Страшно порой и от подавляющей обыденности так называемого здравого смысла. Это было всегда, но становится очевидным, когда поляризуется. Действительность стала до такой степени контрастна, что похожа на сказку, где в каждой детали отчетливо обозначены свет и тень: правда и ложь.

Об этом говорит Ольга Седакова в эссе об Аверинцеве из книги "Апология разума":

Сергей Сергеевич сказал: "Но согласитесь, Оля, что если что противоположно, так это не поэзия и проза, не проза и бытовая речь… По-настоящему противоположны вещи, которые называются одним словом: поэзия и поэзия, литература и литература <…>" Сергей Сергеевич коснулся, быть может, самого больного места современной культуры – различения: различения истинного и ложного, подлинного и поддельного, оригинала и копии. Это, вероятно, одна из ключевых тем последних десятилетий. Умберто Эко в своем "Имени Розы" впервые предложил думать, что истинное и ложное неразличимо, что различение это – более или мене предрассудок, и притом предрассудок опасный (почитатели "истинного" непременно становятся фанатиками), что у нас нет никакого инструмента, нет никаких аргументов, чтобы отличить истинное от ложного. <…> И не стоит думать, что заявление Умберто Эко – какая-то злонамеренная провокация: он даже готов предположить (в том же романе "Имя Розы"), что святые различают истинное и ложное, но как бы само собой разумеется, что время святых бесповоротно миновало, а нашему времени остались симулякры святости – святые и невротические фанатики, поэтому уж лучше мы различать не будем, не будем притворяться, что различаем, не будем искать настоящего или чтить что-то как настоящее. <…> Современный страх перед любой уверенностью – это реакция на опыт двадцатого века: на догматизм, массовую "пассионарность", идеологичность, на "великие и единственные истины", в жертвы которым принесли миллионы жизней. Реакция, конечно, не мудрая, паническая, но понять ее можно, памятуя, как людей мучили "непреложными истинами". Другое дело, что требование неуверенности и агностицизма само стало новой идеологией, идеологией не хуже прежних.

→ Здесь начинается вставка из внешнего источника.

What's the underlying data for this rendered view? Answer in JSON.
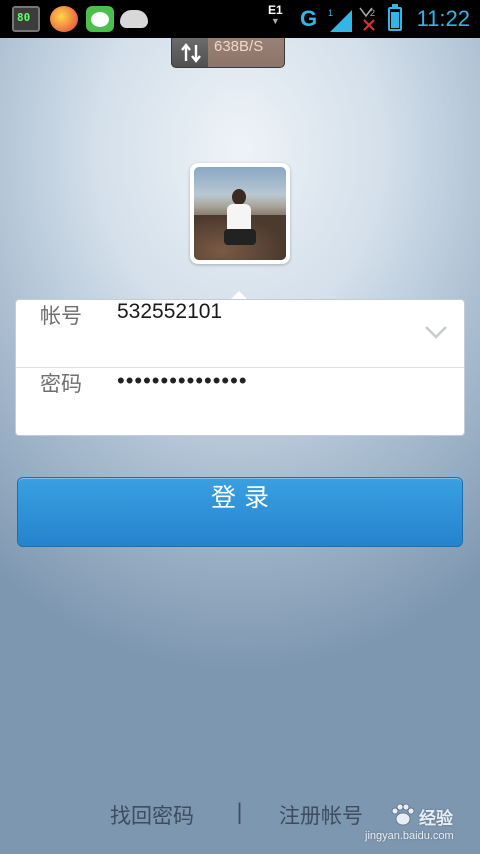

Во многом благодаря девочкам с чулками на головах об истинном и ложном снова заговорили вслух. Заговорили с российским размахом и площадной беспощадностью. Двадцатого века словно след простыл. И дело, конечно, не в том, что подлинник храма Христа Спасителя, взорванный большевиками, – это не то же самое, что его новодельная копия, причем не только исторически и художественно. И не в том новость, что ханжество – часть политики, а тиран подминает закон. Выяснилось, что вещи, которые называются одним словом, действительно противоположны: словами "Церковь", "вера" и даже "милосердие" люди ИСКРЕННЕ называют вещи разительно противоположные.

Говоря о том, что мир неисправим и что его можно лишь искупить, Октавио Пас прав. Но итальянские годы научили иному взгляду на вещи. Мир неисправим, но преображаем. Прежде всего чудом, светом дня, который неминуемо меняет цвет всего, что в нем. Только пусть светлым будет не вымышленное за нас фальшивое будущее, а настоящее настоящее.